As the thin McGuffin plotline spins out to one of conspiracy, cover-up, and intergalactic politics, the movie spirals into the cringing convolution. Still, this might have been saved by a solid slap of star power, greasing the rough spots with a winsome smile, and an enviable confidence, and an indisputable sex appeal. To his credit, DeHaan throws himself full-bodied into the role, but he doesn't have the oomph to carry it off. He's more "aw shucks" than "hot damn." For her part, Delevingne delivers smolder and a bit of swagger. But as most of Laureline's lines are essentially nagging Valerian, she's trapped in a tired stereotype, and so can't right this catastrophic course, either.
As a whole Valerian and the City of a Thousand Planets is an astonishingly ambitious effort, but it's heroes prove its greatest weakness. Nonetheless, this is still a must see for sci-fi fans.
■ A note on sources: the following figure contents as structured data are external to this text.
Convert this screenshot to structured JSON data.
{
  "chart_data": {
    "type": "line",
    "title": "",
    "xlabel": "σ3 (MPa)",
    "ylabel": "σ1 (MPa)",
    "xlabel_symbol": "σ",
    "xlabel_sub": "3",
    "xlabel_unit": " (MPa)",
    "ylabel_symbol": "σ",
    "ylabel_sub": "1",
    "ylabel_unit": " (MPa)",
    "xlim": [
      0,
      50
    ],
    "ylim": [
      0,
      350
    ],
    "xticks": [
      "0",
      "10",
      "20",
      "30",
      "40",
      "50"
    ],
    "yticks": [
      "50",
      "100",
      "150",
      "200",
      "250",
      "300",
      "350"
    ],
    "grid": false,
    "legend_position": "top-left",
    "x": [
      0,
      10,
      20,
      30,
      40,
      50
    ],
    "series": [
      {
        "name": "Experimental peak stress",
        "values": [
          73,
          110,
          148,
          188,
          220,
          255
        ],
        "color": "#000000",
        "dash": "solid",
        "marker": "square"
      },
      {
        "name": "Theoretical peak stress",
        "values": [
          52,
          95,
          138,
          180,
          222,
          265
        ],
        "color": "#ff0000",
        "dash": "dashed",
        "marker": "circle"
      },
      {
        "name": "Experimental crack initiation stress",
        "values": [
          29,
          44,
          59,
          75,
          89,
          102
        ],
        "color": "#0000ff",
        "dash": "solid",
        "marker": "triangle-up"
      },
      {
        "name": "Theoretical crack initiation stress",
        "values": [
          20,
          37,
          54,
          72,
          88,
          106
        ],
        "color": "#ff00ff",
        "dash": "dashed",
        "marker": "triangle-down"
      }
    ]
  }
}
Amid its sloppy story and behind its dud leads, there's a rich and realized world that begs to be seen. There are dreamy beaches of a far-flung planet, an ornate and winding interdimensional market place filled with baubles and beasts, and the skeezy yet sensational red-light district where a LED-lit cowboy/pimp named Jolly (a perfectly cast Ethan Hawke) introduces the scene-stealing sex worker Bubble (a mesmerizing Rihanna). Strutting into the red light and spinning from one fetish costume to the next (cabaret singer to naughty nurse to school girl to French maid), the pop star delivers a string of wow moments, along with Valerian and the City of a Thousand Planets's kinky answer to Fifth Element's Plavalaguna epic opera performance. In moments like this, we can almost forget and forgive the movie its bland romance and uninspiring heroes. Almost.
Valerian and the City of a Thousand Planets premieres at the Fantasia International Film Festival on July 19. A theatrical release follows on July 21.